The Senate, as part of a nonbinding budget resolution, voted last year in favor of a proposal similar to the one pushed by Lincoln and Kyl. The House, however, voted to extend the 2009 rates, and the two sides were unable to reach an agreement.

The Senate is expected to take up the small business lending bill next week, though leaders have not indicated whether they will allow a vote on the estate tax as part of the debate.

Home Buyer Credit Extended

July 14th, 2010

Eligible taxpayers who contracted to buy a home, qualifying for the first-time homebuyer credit now have until Sept. 30, 2010 to close the deal, according to the Internal Revenue Service.  

The Homebuyer Assistance and Improvement Act of 2010, signed by the President on July 2, 2010, extended the closing deadline from June 30 to Sept. 30 for any eligible homebuyer who entered into a binding purchase contract on or before April 30 to close on the purchase of the home on or before June 30, 2010. The new law addresses concerns that many homebuyers might be unable to meet the original June 30 closing deadline.

You can find more information on this credit on the IRS’s website.

Tax Hikes are Coming

July 7th, 2010

In 6 months, significant tax changes will take effect in our country. They will impact families and small businesses on January 1, 2011. All of these tax changes, though, are not really changes at all.
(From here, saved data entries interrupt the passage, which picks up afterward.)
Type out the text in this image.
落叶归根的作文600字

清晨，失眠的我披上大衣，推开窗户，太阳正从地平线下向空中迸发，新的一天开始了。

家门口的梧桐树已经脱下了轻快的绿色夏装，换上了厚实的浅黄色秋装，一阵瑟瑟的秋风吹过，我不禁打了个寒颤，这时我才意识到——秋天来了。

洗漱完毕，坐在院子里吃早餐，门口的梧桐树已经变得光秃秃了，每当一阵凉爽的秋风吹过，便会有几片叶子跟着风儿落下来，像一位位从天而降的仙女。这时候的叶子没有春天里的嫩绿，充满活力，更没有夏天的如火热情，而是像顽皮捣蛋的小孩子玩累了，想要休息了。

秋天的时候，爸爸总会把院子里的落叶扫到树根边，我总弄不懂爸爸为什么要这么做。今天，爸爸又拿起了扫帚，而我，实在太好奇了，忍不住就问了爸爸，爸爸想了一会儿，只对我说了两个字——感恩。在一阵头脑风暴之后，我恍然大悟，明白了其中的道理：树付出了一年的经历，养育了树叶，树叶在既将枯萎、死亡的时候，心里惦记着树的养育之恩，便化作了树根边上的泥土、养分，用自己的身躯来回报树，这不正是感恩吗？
Rather, they were a part of the Bush tax cuts enacted in 2001 and 2003 that were scheduled to expire on January 1, 2011.

Personal income tax rates will rise.  The top income tax rate will rise from 35 to 39.6 percent (this is also the rate at which two-thirds of small business profits are taxed).  The lowest rate will rise from 10 to 15 percent.  All the rates in between will also rise.  Itemized deductions and personal exemptions will again phase out, which has the same mathematical effect as higher marginal tax rates.  The full list
of marginal rate hikes is below:

- The 10% bracket rises to an expanded 15%
- The 25% bracket rises to 28%
- The 28% bracket rises to 31%
- The 33% bracket rises to 36%
- The 35% bracket rises to 39.6%

Higher taxes on marriage and family.  The “marriage penalty” (narrower tax brackets for married couples) will return from the first dollar of income.  The child tax credit will be cut in half from $1000 to $500 per child.  The standard deduction will no longer be doubled for married couples relative to the single level.  The dependent care and adoption tax credits will be cut.

The return of the Estate Tax.  This year, there is no estate tax.  For those dying on or after January 1 2011, there is a 55% top death tax rate on estates over $1 million. 

Higher tax rates on savers and investors.  The capital gains tax will rise from 15 percent this year to 20 percent in 2011.  The dividends tax will rise from 15 percent this year to 39.6 percent in 2011.  These rates will rise another 3.8 percent in 2013.

You only have 6 monhts left to consider planning options that may help you and your family.  If you want to learn more, just give us a call.

Happy Fourth of July!

July 4th, 2010

I hope that everyone enjoys the Holiday with their families.  Be safe with your fireworks!